It’s a twisting roller coaster no one wants to experience, but unfortunately, a myriad of people bought the tickets. There are many life circumstances that can force you to kneel before the debt.
Either you lose a job or suffer an expensive illness, the bills tend to pile up. By the time you get to stabilize your finances, the calls from debt collectors come like pouring rain.
In such a situation, debt settlement, where creditors settle your debts for less than what you owe, seems like the only way out.
But you should also know that it comes with its own risks such as:
- No guarantee of resolving your debts.
- A long-term hit to your credit score.
It may seem that your finances are beyond repair, but in some cases, opting for debt settlement could be more damaging than saving.
The few scenarios where settlement makes sense includes:
1. One temporary setback
If you’ve left behind on a single credit card, but otherwise stayed put with your bills, then you may get eligible for settlement. Your debt should be at the stage of collection, hinting hardship to the creditor.
2. Tried everything else
If you are struggling to make monthly payments on your outstanding debts, and also don’t qualify for filing bankruptcy.
Do-It-Yourself settlement and risks
If you have made up your mind to settle, negotiate on your own instead of approaching a debt settlement company to negotiate for you, then you’ll require persistence and patience, but you’ll typically reach settlement quicker.
Another thing that you’ll need to have is some cash in hand for the debt settlement option to work. The plans under debt settlement need you to pay your creditor a lump sum amount or call for a payment plan.

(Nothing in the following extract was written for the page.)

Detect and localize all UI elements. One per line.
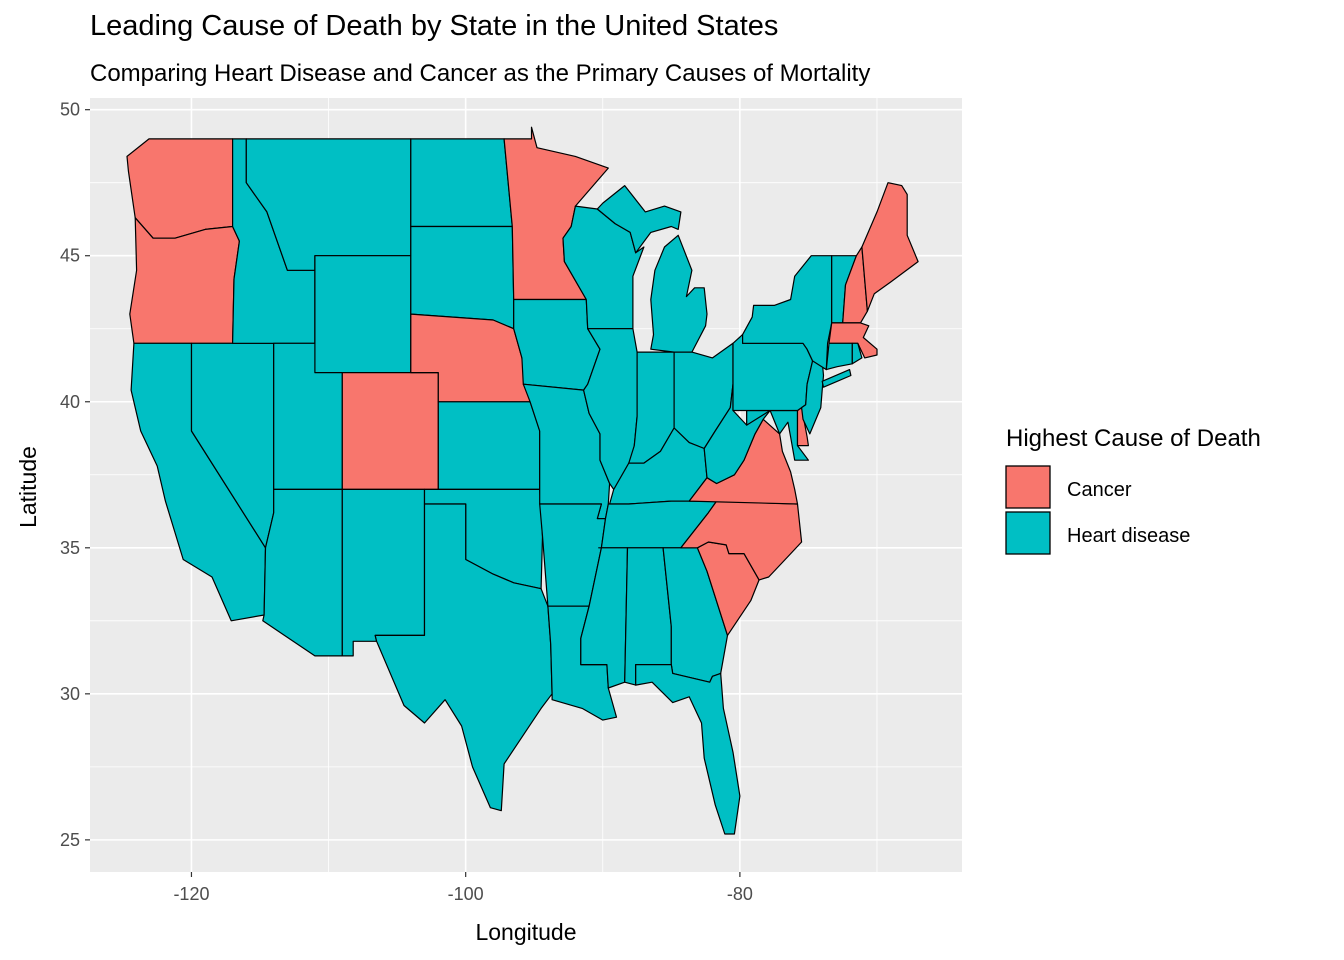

Throughout the whole process and until you settle the debt, your credit score will go down. The settlement reflects on your credit report for nearly 7 years, displaying that you paid less than the original amount.
Alternatives to settling
The word of advice is that one should not treat the settlement as a solution for overwhelming debt – the type that keeps you up at night.
For a number of people, Chapter 7 or 13 bankruptcy can prove to be a much faster and less damaging way to counter the debt situation, although it carries a stigma.
According to many people, the option of bankruptcy should be used as a last resort, when it’s actually first resort for people with a grave debt situation.
A debt management plan from a non-profit credit counselor can also give you debt relief.
In order to make debt management plans work, it is necessary to have a steady income. That’s because these plans usually need fixed monthly payments to the creditors for 3 to 5 years.
Both bankruptcy as well as debt management options not only provide you with a fresh start, but you may also have the opportunity to learn about managing your money in a better manner.